Why 1 Month LHC Magnet Cooling Times An often quoted figure is that the LHC magnets take a month to completely cool and a month to warm. There is never an explanation as to why that is. I can conjure any number of reasons (slow changes to prevent stress, very low temperature deltas, gremlins can hold their breath for 29 days, etc) but I can't find any facts.
I don't suspect the answer will be complex, but I'd just like to know why it takes a month and not, say, 14.6 hours.
 A: This should be a comment as I'm not knowledgeable about the LHC refrigeration, but it's too long for a comment and I can hazard a pretty good guess.
Sheer heat capacity likely accounts for a great deal of this time. Assuming the total amount of kit that needs to be cooled is, say $2\times10^4$ tonnes, and if it has roughly a $1{\rm kJ K^{-1} kg^{-1}}$ heat capacity, that means we have to extract $20{\rm GJ}$ for every degree K that we cool. 
Once we get down below $100{\rm K}$ were going to see some serious multipliers happenning. An ideal heat pump needs work input $W = Q_{LHC} \left(\frac{T_{out}}{T_{LHC}} - 1\right)$ to pump out heat $Q_{LHC}$ from the kit at temperature $T_{LHC}$ and dump it to the environment at $T_{out}$: this is the reversible heat pump.
So if we're drawing this heat out and dumping it at $300K$, say, the energy needed to get from $300K$ to $5K$ we get as a rough estimate (assuming heat capacities stay constant, which they won't, but there won't be any phase changes of most of the kit):
$$W_{total} = \sigma \int\limits_{T_{LHC}}^{T_{out}} \left(\frac{T_{out}}{T} - 1\right)\,{\rm d}T$$
where $\sigma$ is the $20{\rm GJ K^{-1}}$ total heat capacity I estimated above. Plugging in the numbers $T_{LHC} = 5K$ (not everything will need to be cooled all the way down to $1.9K$) and $T_{out} = 300K$ we get:
$$W_{total} = \sigma \left(T_{out}\left(\log\left(\frac{T_{out}}{T_{LHC}}\right)-1\right)+T_{LHC}\right) = 933 \sigma \approx 20{\rm TJ}$$
This is the total output of a $5{\rm GW}$ power station for over an hour, roughly the energy released by the first of the only two nuclear weapons brought to bear in combat. $5GW$ electricity generation is the electricity consumption of two million Australians, and we are extremely greedy electricity users by world standards, so I don't know how many normal people this would represent. The LHC Site quotes a peak power consumption of $180MW$ and about $30MW$ is used for cryogenics. $30{\rm TJ}$ at $30MW$ is about ten days.

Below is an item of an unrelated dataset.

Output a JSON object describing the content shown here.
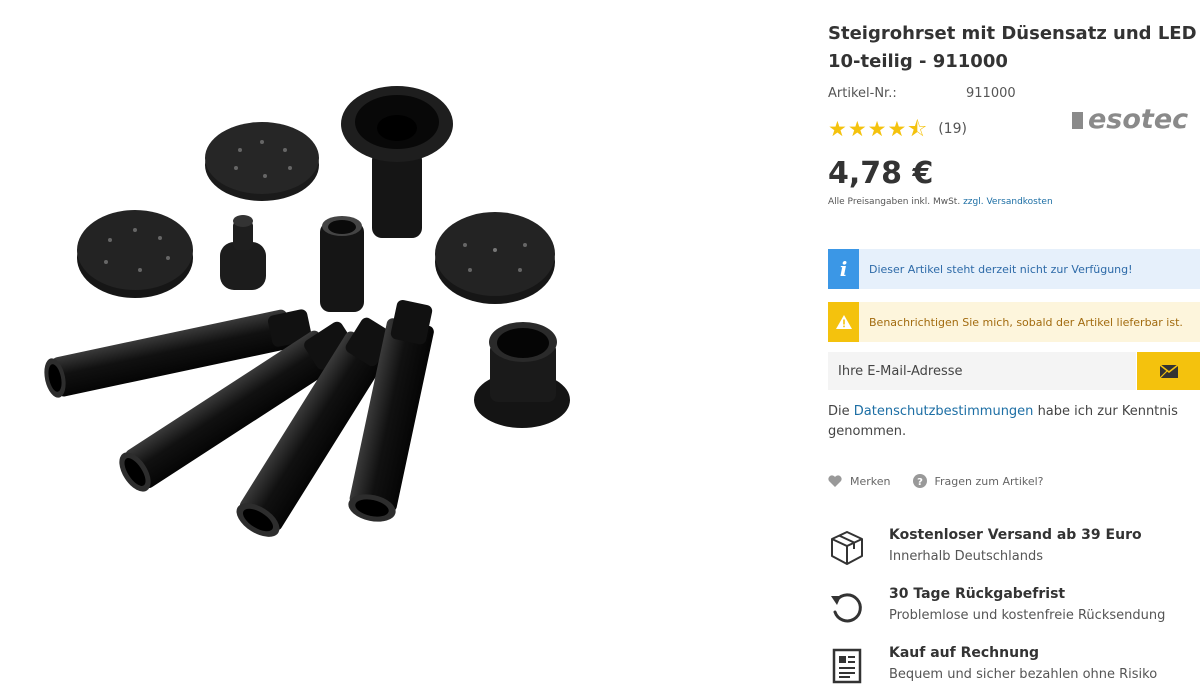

Another factor is stresses in the kit induced by too swift cooling or warming. I am slightly familiar with the design of some of the magnetic beamsteering hardware, and much of this kit is toleranced to within tens of microns. One can't brook even the tiniest of any irreversible, plastic deformations of the kit and still have it work properly. So it's likely that heat transfer couldn't go much faster than this even if the refrigeration capacity were there. 
There will also be economic considerations too. Even if one can cool faster than with $30MW$ refrigeration and still meet technical / engineering constraints, refrigeration capacity is expensive, particularly if you are only using this full capacity for cooldown during maintenance. The rest of the time the refrigeration needs are much less, so you have an economic tradeoff between capital spent on capacity that is unused most of the time and the cost of project delays arising from downtime. I'm absolutely sure exactly this calculation has been done, as it ones like it are done for all soundly managed engineering projects.